Risk

 
Date:
Sunday 26th February 2023
Year A, The First Sunday of Lent
Place:
Holy Trinity, Hurstpierpoint
Service:
Parish Eucharist
Readings:
Genesis 2.15-17; 3.1-7

Here we are in the garden of Eden in a state of perfection, supposedly similar to that of the angels except that even some angels rebelled against God. But, anyway, here we are, innocent of any concept of right and wrong. We are vegetarians and, from what one can tell from the text, we are celibate; unlike the Adam and Eve in Genesis 1 who were created and told to multiply, we, who were born in sequence in Genesis 2, Adam first and Eve second, have been told no such thing. All we seem to have for our occupation is a spot of garden maintenance and, for our leisure vegetables, fruit and nuts. But, as in all stories of innocence, there is a catch. Adam, before Eve was created, was told that if he ate of the tree of the knowledge of good and evil he would die.

Then this wise and, according to Jewish tradition, very beautiful, serpent turns up and tells Eve that God's threat is idle, that if she and Adam eat the fruit of the forbidden tree they will not die and will be wise. Well, like many worldly pronouncements, that of the serpent is partly right and partly wrong: they will not die immediately by any means but, as the result of their loss of innocence, they will die, as we all will. And, as to wisdom, eating of the fruit of the tree made us potentially wise, as opposed to naive, but we have more frequently been foolish.

And thus begins a sequence which constitutes the greatest mystery of human existence. Why did God create us in such a way that we could exercise our free will - our knowledge of good and evil - to love him and each other freely, knowing that we would fall short so that we would need to be saved from ourselves in order to be restored to fullness, to our original state, at that point where God's realm and our realm are united.

It is such a huge mystery that simply trying to describe it is bound to cause problems. For the Jews, this story had nothing to do with what we call salvation; it was an aetiology, a story written to explain how things were the way they were. And the one metaphor for this changed state, was the transformation from innocent to guilty nakedness; and for all the Jewish  celebration of procreation and family life, this metaphor stuck.

When Christians came to consider this story they had the additional dimension to consider of how this original story related to the death and Resurrection of Jesus; and the great expositor, Saint Augustine, welded three elements together: first, in disobeying God we had 'fallen' and, therefore, secondly, we were each condemned to be born with original sin, exemplified, thirdly, - reflecting Augustine's own early life - by our sexual activity.

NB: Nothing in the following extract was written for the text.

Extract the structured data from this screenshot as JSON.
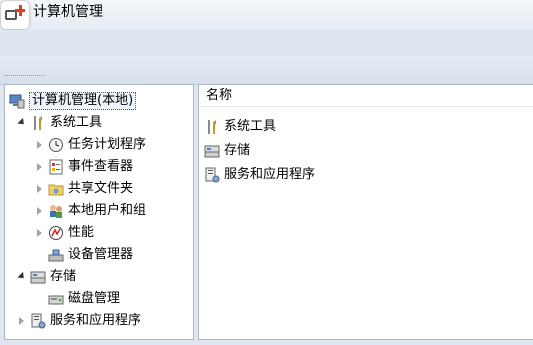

The last factor has resulted in a Western Christian obsession with sexual sin that involved rigid clerical control of private lives from Augustine's time to our own but has now resulted in a new, contemporary phase of self destruction. Our obsession with sex, in the face of war, climate disaster and economic injustice is reducing us to a bickering sect.

Having got the sexual element out of the way, let us look at Augustine's first two elements. We are so familiar with what he says because much of the theology of our prayer books describes us as having gone through a "fall" or being "fallen". As I said, as we are dealing with this massive mystery of why things are as they are, we have to accept that language will always be problematic and so we should not be surprised if this imagery of fallenness is questionable.

First, were we really meant to be naive, or were we created to exercise free will? And if the latter is true, in what way is this state "lower" than the naive state? In what way have we actually fallen?

Rather than thinking of the saving action of Jesus as raising us back up from our fall we might think of it as making perfect in us what God deliberately created imperfect; that is the essence of the mystery. Jesus under-wrote God's promise that our false exercise of free will would not result in our separation from him at the time of the reconciliation of the earthly and heavenly kingdoms.

But Saint Augustine's model had some serious consequences under which we still labour: first, it made the Church an indispensable transactional organisation for handling sin; secondly, we became obsessed with the mechanics of salvation from Indulgences before the Reformation to Justification by faith alone after it; thirdly, we needed to define sin and sinners in a way that put human judgment above God's mercy; and, finally, religious obsession with salvation meant that we put much less emphasis on loving God and our neighbour solely for God's sake, which is why we were created.

And, this being so, we must devote our lives, through every decision we take, to deepening our understanding of good and evil. If this is difficult when we consider global issues, it is even more difficult when we focus on the communal, the domestic and the individual. We all know the complexities of our moral lives and therefore the least we can do is to grant the same degree of complexity to the lives of others. But, even more important, we must think what love demands rather than what sin forbids. We were made, from the moment we bit the fruit of the tree, to risk everything for love; Jesus died and rose again so that we could take that risk.